Hacker News new | ask | show | jobs
by mjburgess 1286 days ago
Almost all the work of programmers is already automated in the form of everything you get via `pip`, `apt get` etc.

A very large part of what remains is the bit which cannot be automated: modelling real world (business) process in terms of the systems of automation which are available.

Programming is a modelling activity which is about phrasing sequences of available actions to represent a process. If AI systems generate code, then programming becomes the sequencing of AI prompts -- which are here then just a more natural language like version of programming.

Even in that world a significant amount of technical skill is required to ensure commands are sequenced correctly, the code is correct, etc.

For "AI" to replace this process it would not only have to be AGI, but also AGI fully embeded in the human social world of the processes were are modelling.

2 comments

In another life, I designed workflows that could be picked up by offshore teams to execute the actual work.

My observation was that a lot of my colleagues had no appetite for reasoning about processes, much less thinking through various edge cases to make sure the work was done correctly and covered enough cases to be a useful workflow with low incidents.

Colour me skeptical but I'm not convinced we will see an AGI that can solve business problems without killing the proverbial cat without lots of baby sitting.

So is programming the business of copy pasting from stackoverflow or is it the business of solving problems?

> So is programming the business of copy pasting from stackoverflow or is it the business of solving problems?

Both, but what you’ve missed is you’re still putting some devs out of work.

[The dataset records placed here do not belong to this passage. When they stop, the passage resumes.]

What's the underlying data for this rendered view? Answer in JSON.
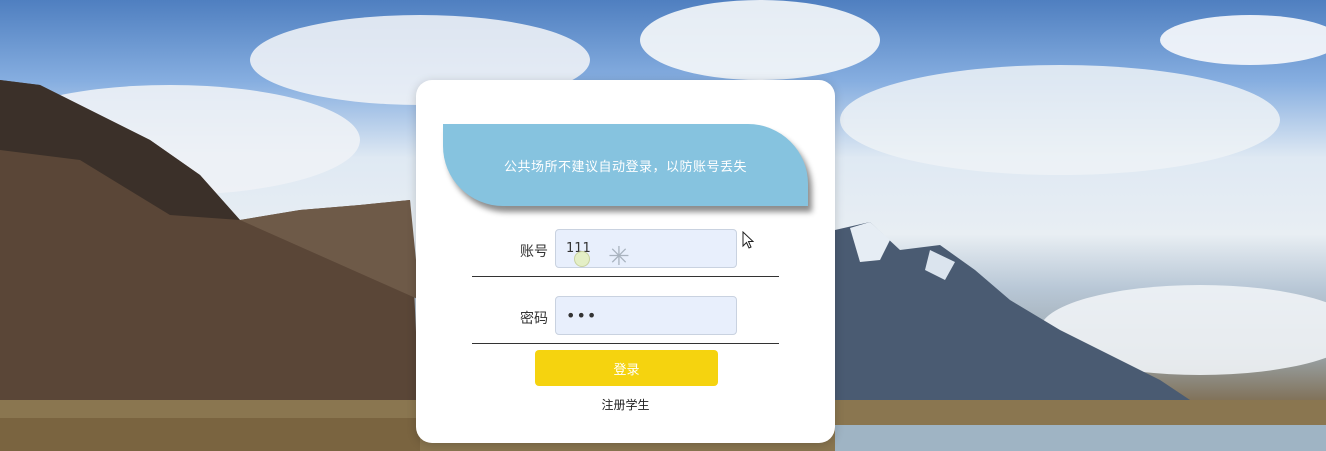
{
  "notice": {
    "text": "公共场所不建议自动登录，以防账号丢失"
  },
  "form": {
    "username_label": "账号",
    "username_value": "111",
    "password_label": "密码",
    "password_value": "•••",
    "login_label": "登录",
    "register_label": "注册学生"
  },
  "icons": {
    "cursor": "mouse-pointer-icon",
    "loading": "loading-spinner-icon"
  },
  "colors": {
    "notice_bg": "#86c3df",
    "button_bg": "#f5d30f",
    "input_bg": "#e8effc"
  }
}
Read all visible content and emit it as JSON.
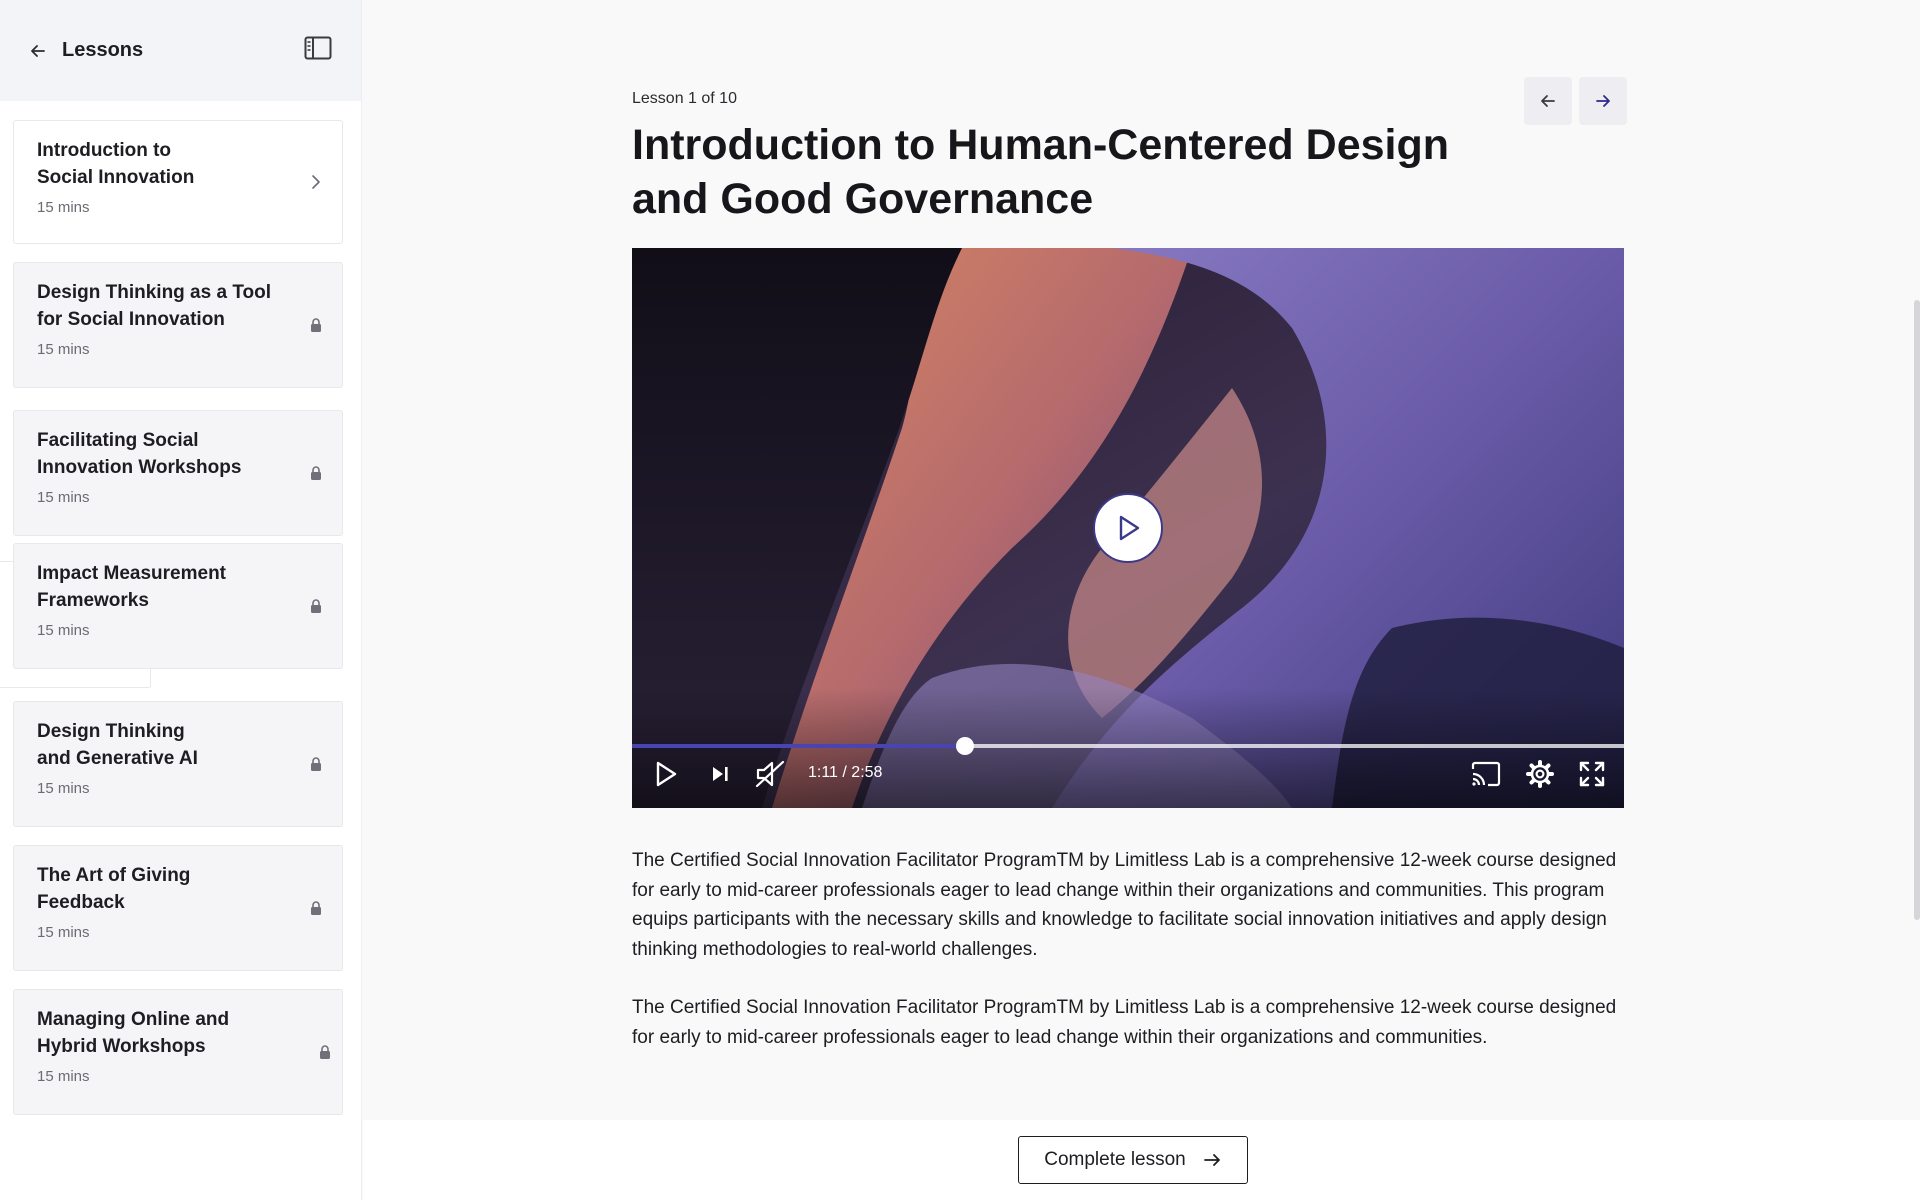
{
  "sidebar": {
    "title": "Lessons",
    "back_icon": "arrow-left-icon",
    "toggle_icon": "sidebar-panel-icon",
    "lessons": [
      {
        "title": "Introduction to\nSocial Innovation",
        "duration": "15 mins",
        "state": "active",
        "icon": "chevron-right-icon"
      },
      {
        "title": "Design Thinking as a Tool for Social Innovation",
        "duration": "15 mins",
        "state": "locked",
        "icon": "lock-icon"
      },
      {
        "title": "Facilitating Social Innovation Workshops",
        "duration": "15 mins",
        "state": "locked",
        "icon": "lock-icon"
      },
      {
        "title": "Impact Measurement Frameworks",
        "duration": "15 mins",
        "state": "locked",
        "icon": "lock-icon"
      },
      {
        "title": "Design Thinking\nand Generative AI",
        "duration": "15 mins",
        "state": "locked",
        "icon": "lock-icon"
      },
      {
        "title": "The Art of Giving Feedback",
        "duration": "15 mins",
        "state": "locked",
        "icon": "lock-icon"
      },
      {
        "title": "Managing Online and Hybrid Workshops",
        "duration": "15 mins",
        "state": "locked",
        "icon": "lock-icon"
      }
    ]
  },
  "main": {
    "lesson_counter": "Lesson 1 of 10",
    "title": "Introduction to Human-Centered Design and Good Governance",
    "nav": {
      "prev_icon": "arrow-left-icon",
      "next_icon": "arrow-right-icon"
    },
    "video": {
      "time": "1:11 / 2:58",
      "progress": 0.336,
      "icons": [
        "play-icon",
        "skip-next-icon",
        "volume-muted-icon",
        "cast-icon",
        "settings-icon",
        "fullscreen-icon"
      ]
    },
    "paragraphs": [
      "The Certified Social Innovation Facilitator ProgramTM by Limitless Lab is a comprehensive 12-week course designed for early to mid-career professionals eager to lead change within their organizations and communities. This program equips participants with the necessary skills and knowledge to facilitate social innovation initiatives and apply design thinking methodologies to real-world challenges.",
      "The Certified Social Innovation Facilitator ProgramTM by Limitless Lab is a comprehensive 12-week course designed for early to mid-career professionals eager to lead change within their organizations and communities."
    ],
    "complete_label": "Complete lesson"
  },
  "colors": {
    "accent": "#4a44b0",
    "play_border": "#3b3a8a",
    "sidebar_header_bg": "#f3f4f7",
    "locked_card_bg": "#f5f5f7"
  }
}
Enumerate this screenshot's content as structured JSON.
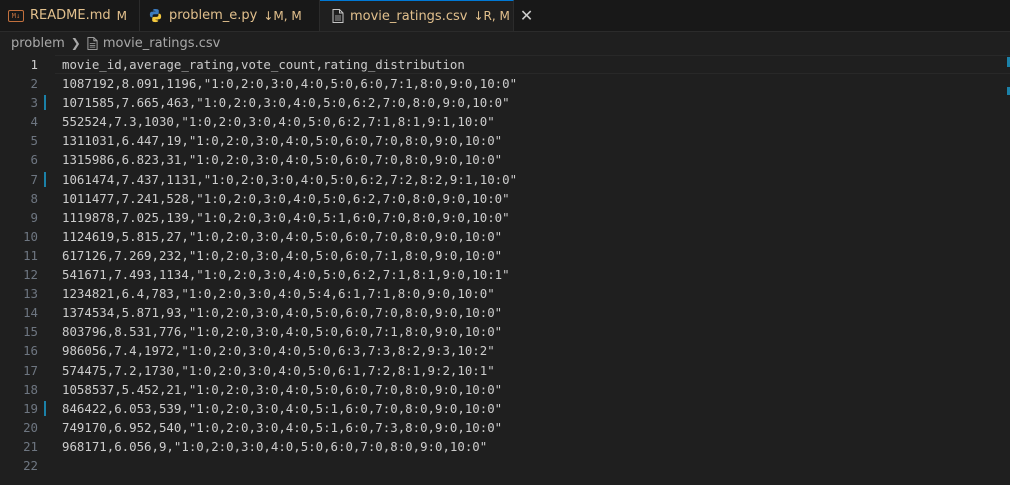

And solving business problems is absolutely on the burner for AI right now so give them a few years and it will solve that too.

I remain unconvinced, there's a huge swathe of legacy industries that the pandemic showed up for being woefully stuck in the past - with "digitalisation" being a buzzwords thrown around during 2020-2021 for older industries that thought working in the 21st century entailed emailing CSVs to each other, working on physical desktops.

I don't think these types of slow moving companies will be the ones to leap frog by jumping all in on AI, moreover I believe the TAM for software development is still growing strongly, AND I'm actually quite interested what happens to the nature of work 10-20 years down the line when most of today's kids who will be able to sort of code and become hybrid workers (to how traders went from shouting in a floor to being quite numeric, or accountants went from physical books to excel).

Tldr my bet is that AI might displace labour but not lead to a net reduction of software labour demand in the next 10-20 years at least

This comment aptly summerizes why I hate most "modern" programming jobs.

This is not programming. This is not what I had in mind when I signed up for Computer Science school.

> modelling real world (business) process in terms of the systems of automation which are available.

In other words, programming by analogy.

Programming is always a modelling of real-world process. If you want to program directly for the CPU, it is this device which provides you with operation primitives which you sequence. Perhaps you mean you'd prefer to model more interesting processes.

But if you mean algorithm design, that isn't programming. Algorithms arent programs, and the "operations" that they "sequence" are abstract. CSCi alg. design is more like geometry.

Programming is an empirical discipline; it uses the "geometry" of csci to build applications.

Programming is almost never about modelling a real world process - unless you're doing some kind of physics simulation.

Programming is mainly about data transformations.

All "real world" here means is that the program's semantics are correct given empirical conditions. Here, since "data" just means columns which are measures of the world, the program is modelling a real-world process.

Contrast that with algorithms whose semantics are abstract and are correct given essentially mathematical laws, rather than empirical conditions.